Mount host directories into containers:

pg = service("postgres",
    interface("main", "tcp", 5432),
    image = "postgres:16",
    volumes = {"./pg-data": "/var/lib/postgresql/data"},
)

Container reuse

Starting Postgres, Redis, or Kafka takes 10-20 seconds each. With many tests this adds up fast. Use reuse=True to keep containers alive between tests:

postgres = service("postgres",
    interface("main", "postgres", 5432),
    image = "postgres:16-alpine",
    reuse = True,
    seed = seed_db,
    reset = reset_db,
    healthcheck = tcp("localhost:5432"),
)

def seed_db():
    postgres.main.exec(sql="CREATE TABLE orders (id SERIAL, status TEXT)")

def reset_db():
    postgres.main.exec(sql="TRUNCATE orders RESTART IDENTITY CASCADE")
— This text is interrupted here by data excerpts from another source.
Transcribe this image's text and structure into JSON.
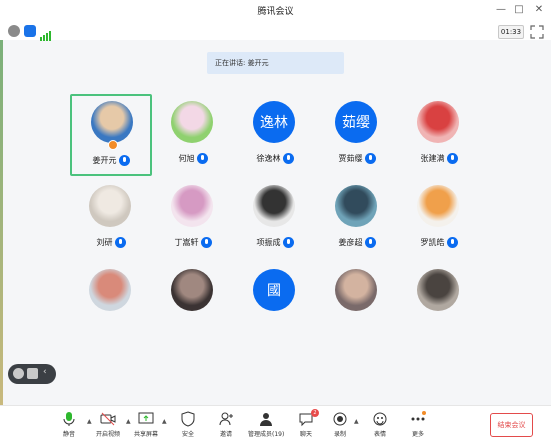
{
  "window": {
    "title": "腾讯会议",
    "min": "—",
    "max": "□",
    "close": "✕"
  },
  "infobar": {
    "timer": "01:33"
  },
  "speaking_label": "正在讲话: 姜开元",
  "participants": [
    {
      "name": "姜开元",
      "avatar": "photo",
      "avatar_text": "",
      "active": true,
      "host": true
    },
    {
      "name": "何旭",
      "avatar": "anime",
      "avatar_text": "",
      "active": false
    },
    {
      "name": "徐逸林",
      "avatar": "text",
      "avatar_text": "逸林",
      "active": false
    },
    {
      "name": "贾茹缨",
      "avatar": "text",
      "avatar_text": "茹缨",
      "active": false
    },
    {
      "name": "张建满",
      "avatar": "cartoon",
      "avatar_text": "",
      "active": false
    },
    {
      "name": "刘研",
      "avatar": "anime2",
      "avatar_text": "",
      "active": false
    },
    {
      "name": "丁嵩轩",
      "avatar": "anime3",
      "avatar_text": "",
      "active": false
    },
    {
      "name": "项振成",
      "avatar": "photo2",
      "avatar_text": "",
      "active": false
    },
    {
      "name": "姜彦超",
      "avatar": "art",
      "avatar_text": "",
      "active": false
    },
    {
      "name": "罗凯皓",
      "avatar": "charmander",
      "avatar_text": "",
      "active": false
    },
    {
      "name": "",
      "avatar": "art2",
      "avatar_text": "",
      "active": false
    },
    {
      "name": "",
      "avatar": "photo3",
      "avatar_text": "",
      "active": false
    },
    {
      "name": "",
      "avatar": "text",
      "avatar_text": "國",
      "active": false
    },
    {
      "name": "",
      "avatar": "photo4",
      "avatar_text": "",
      "active": false
    },
    {
      "name": "",
      "avatar": "photo5",
      "avatar_text": "",
      "active": false
    }
  ],
  "toolbar": {
    "mute": "静音",
    "video": "开启视频",
    "share": "共享屏幕",
    "security": "安全",
    "invite": "邀请",
    "members": "管理成员(19)",
    "chat": "聊天",
    "chat_badge": "2",
    "record": "录制",
    "reaction": "表情",
    "more": "更多",
    "end": "结束会议"
  },
  "colors": {
    "accent": "#0a6bf0",
    "active_border": "#4bc27d",
    "end": "#e34b4b"
  }
}
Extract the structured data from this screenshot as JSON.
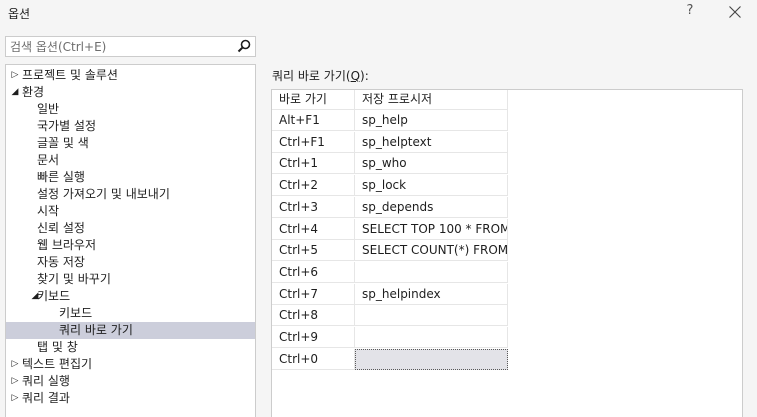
{
  "window": {
    "title": "옵션",
    "help_label": "?",
    "close_label": "✕"
  },
  "search": {
    "placeholder": "검색 옵션(Ctrl+E)",
    "value": ""
  },
  "tree": [
    {
      "label": "프로젝트 및 솔루션",
      "level": 0,
      "toggle": "▷"
    },
    {
      "label": "환경",
      "level": 0,
      "toggle": "◢"
    },
    {
      "label": "일반",
      "level": 1
    },
    {
      "label": "국가별 설정",
      "level": 1
    },
    {
      "label": "글꼴 및 색",
      "level": 1
    },
    {
      "label": "문서",
      "level": 1
    },
    {
      "label": "빠른 실행",
      "level": 1
    },
    {
      "label": "설정 가져오기 및 내보내기",
      "level": 1
    },
    {
      "label": "시작",
      "level": 1
    },
    {
      "label": "신뢰 설정",
      "level": 1
    },
    {
      "label": "웹 브라우저",
      "level": 1
    },
    {
      "label": "자동 저장",
      "level": 1
    },
    {
      "label": "찾기 및 바꾸기",
      "level": 1
    },
    {
      "label": "키보드",
      "level": 1,
      "toggle": "◢"
    },
    {
      "label": "키보드",
      "level": 2
    },
    {
      "label": "쿼리 바로 가기",
      "level": 2,
      "selected": true
    },
    {
      "label": "탭 및 창",
      "level": 1
    },
    {
      "label": "텍스트 편집기",
      "level": 0,
      "toggle": "▷"
    },
    {
      "label": "쿼리 실행",
      "level": 0,
      "toggle": "▷"
    },
    {
      "label": "쿼리 결과",
      "level": 0,
      "toggle": "▷"
    }
  ],
  "shortcuts": {
    "label_prefix": "쿼리 바로 가기(",
    "label_key": "Q",
    "label_suffix": "):",
    "columns": [
      "바로 가기",
      "저장 프로시저"
    ],
    "rows": [
      {
        "key": "Alt+F1",
        "proc": "sp_help"
      },
      {
        "key": "Ctrl+F1",
        "proc": "sp_helptext"
      },
      {
        "key": "Ctrl+1",
        "proc": "sp_who"
      },
      {
        "key": "Ctrl+2",
        "proc": "sp_lock"
      },
      {
        "key": "Ctrl+3",
        "proc": "sp_depends"
      },
      {
        "key": "Ctrl+4",
        "proc": "SELECT TOP 100 * FROM"
      },
      {
        "key": "Ctrl+5",
        "proc": "SELECT COUNT(*) FROM"
      },
      {
        "key": "Ctrl+6",
        "proc": ""
      },
      {
        "key": "Ctrl+7",
        "proc": "sp_helpindex"
      },
      {
        "key": "Ctrl+8",
        "proc": ""
      },
      {
        "key": "Ctrl+9",
        "proc": ""
      },
      {
        "key": "Ctrl+0",
        "proc": "",
        "active": true
      }
    ]
  },
  "colors": {
    "selection": "#cccedb",
    "border": "#cccccc"
  }
}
seed() runs once after the first healthcheck (schema creation, fixtures)
reset() runs before each subsequent test (fast cleanup like TRUNCATE)
If reset is not set, seed is called again as fallback

Without reuse: 11 tests × 20s = 220s. With reuse: 20s + 11 × 0.5s = 25s.

What you learned

image= pulls Docker images, build= builds from Dockerfile
.internal_addr for container-to-container, .addr for host access
scenario(fn) registers probes, fault_assumption() defines reusable faults
fault_scenario() composes scenarios + faults + expectations
Fault injection works identically on containers and binaries
Syscall family expansion handles differences (pwrite64 vs write)
Per-service filtering: only faulted services get seccomp overhead
reuse=True with seed/reset cuts multi-test execution time by 5-10x
Requires Linux + Docker

The key takeaway: you can now test your actual production dependencies — not mocks. “What happens when Postgres runs out of disk?” is tested against real Postgres.

What’s next

You can test real infrastructure. But writing failure tests by hand is slow — Chapter 10 shows how to auto-generate them.

Continue:

Chapter 10: Scenarios & Generation — register happy paths with scenario(), auto-generate fault mutations
Chapter 11: Event Sources & Observability — capture stdout, WAL changes, Kafka messages as trace events

Reference:

Spec Language Reference — complete API
CLI Reference — all commands and flags
Explore the demo/faultbox.star for a complete working example

Exercises

Read the trace: Run postgres_write_failure with --output trace.json. Find the pwrite64 events. What files was Postgres writing to? (Look at the path field.)
Build your own service: Create a directory with a Go HTTP server and Dockerfile. Declare it with build="./my-svc". Does it build and start?
Multiple faults: Write a fault_assumption that faults BOTH Postgres (write=deny("EIO")) and create a second one for the API (connect=delay("1s")). Combine them in a fault_scenario with faults=[pg_fault, api_fault]. What happens when everything breaks?
Graceful degradation: The demo API connects to Redis but doesn’t use it yet. Imagine it cached values in Redis. Write a fault_assumption that faults Redis (connect=deny("ECONNREFUSED")) and a fault_scenario that expects the API still works via Postgres. This tests graceful degradation — a key production resilience pattern.